Is the sisterhood painful as well as powerful; is the sisterhood painful because it is powerful?

Anonymous contributor

I have been thinking a lot about the sisterhood recently. That shared understanding, when you catch another woman’s eye in the street; that shared recognition and solidarity smile from a woman across the bar, when your boyfriend is being a dick. The fantastic supportive friends who ‘get it’ with whom you don’t have to start with an explanation of the injuries that the patriarchy inflict; we just know, right?

A male friend observed to me a while ago; there’s no such thing as the sisterhood. Really?  Well maybe guys don’t get it, but for me there very much is.  I have some amazing, supportive, sassy and smart female friends and colleagues. People who I know ‘get it’ without long, endless explanations. People who support, encourage and can be relied upon.  I can, of course, include some of my male friends and colleagues in this description. But sometimes, it is nice to have those female only spaces, connections and shared empathies.

But what about when that goes wrong?  In my previous research, with a feminist agenda, when I have faced hostility from women about the kind of research I have been undertaking, rather than overtly and publicly criticise other women, I have tended to ignore these kind of comments.  A question at a conference made me wonder whether there was value in producing a paper that reflected the hostility of women to feminist research; although I still don’t feel I can bring myself to write that paper, ethically and politically. Am I wrong?

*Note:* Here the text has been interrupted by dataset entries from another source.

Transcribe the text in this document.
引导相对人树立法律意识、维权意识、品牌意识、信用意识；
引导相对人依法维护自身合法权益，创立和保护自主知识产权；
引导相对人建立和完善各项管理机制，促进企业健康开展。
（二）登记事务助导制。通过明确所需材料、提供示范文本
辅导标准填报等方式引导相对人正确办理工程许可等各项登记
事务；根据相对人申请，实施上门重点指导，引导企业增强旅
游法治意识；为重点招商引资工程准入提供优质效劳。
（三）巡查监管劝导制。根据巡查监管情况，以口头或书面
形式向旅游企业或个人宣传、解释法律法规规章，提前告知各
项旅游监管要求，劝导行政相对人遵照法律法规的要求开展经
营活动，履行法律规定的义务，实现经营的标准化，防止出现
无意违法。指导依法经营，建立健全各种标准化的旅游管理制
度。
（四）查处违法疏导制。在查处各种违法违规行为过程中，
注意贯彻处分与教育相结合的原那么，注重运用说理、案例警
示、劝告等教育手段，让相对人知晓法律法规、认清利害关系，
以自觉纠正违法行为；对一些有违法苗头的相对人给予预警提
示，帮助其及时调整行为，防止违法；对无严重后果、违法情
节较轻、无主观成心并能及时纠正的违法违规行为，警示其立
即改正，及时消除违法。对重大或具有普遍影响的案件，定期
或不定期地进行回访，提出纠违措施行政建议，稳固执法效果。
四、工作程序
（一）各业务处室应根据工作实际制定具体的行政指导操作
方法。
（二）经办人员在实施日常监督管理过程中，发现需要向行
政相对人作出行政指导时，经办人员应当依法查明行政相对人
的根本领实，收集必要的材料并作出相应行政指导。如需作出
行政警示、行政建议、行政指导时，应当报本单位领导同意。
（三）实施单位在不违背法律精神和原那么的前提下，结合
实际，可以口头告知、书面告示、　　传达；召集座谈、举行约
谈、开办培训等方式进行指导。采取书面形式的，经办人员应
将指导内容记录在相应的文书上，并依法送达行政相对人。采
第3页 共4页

What has also been significant within the academy, and gives me pause to wonder about how to respond, is some of the experiences I have had at the hands of other women.  Recent examples from myself and other female friends/colleagues include: a female colleague having another female friend and colleague present a research paper as their own; being briefed against to colleagues by a female deputy while undertaking a management role; being actively undermined and publicly vilified by a female colleague, who then came to offer support and suggest that I resign my role; being ‘disciplined’ by a female friend/colleague on the wishes of a male head of department who was wishing to bully female staff; being made to cry by a senior female project manager while working as an hourly paid RA on a project; being subject to lengthy email abuse by a female colleague working on a feminist project (!).  While we might expect this kind of behaviour from (some) men; why is it so much more hurtful when it comes from other women?  Over the years I have learned how to handle the injuries inflicted by the patriarchy, through the strong and resonant writings of many great feminist authors. I wonder if contributors can suggest readings that offer strategies for dealing with the pain inflicted by the sisterhood.

One thought on “Is the sisterhood painful as well as powerful; is the sisterhood painful because it is powerful?

  1. Dear Anonymous, thank you so much for this brilliant post, although I’m so sorry that this has been your experience. It’s great to spark off this discussion and I hope that other people engage too. I’ve been thinking of readings to suggest and ‘Ain’t I a Woman?’ by bell hooks is particularly awesome; I’m really attracted to queer politics as well because it tries to forge alliances beyond identity categories. Anyway, this is such an interesting and important post. Thanks again!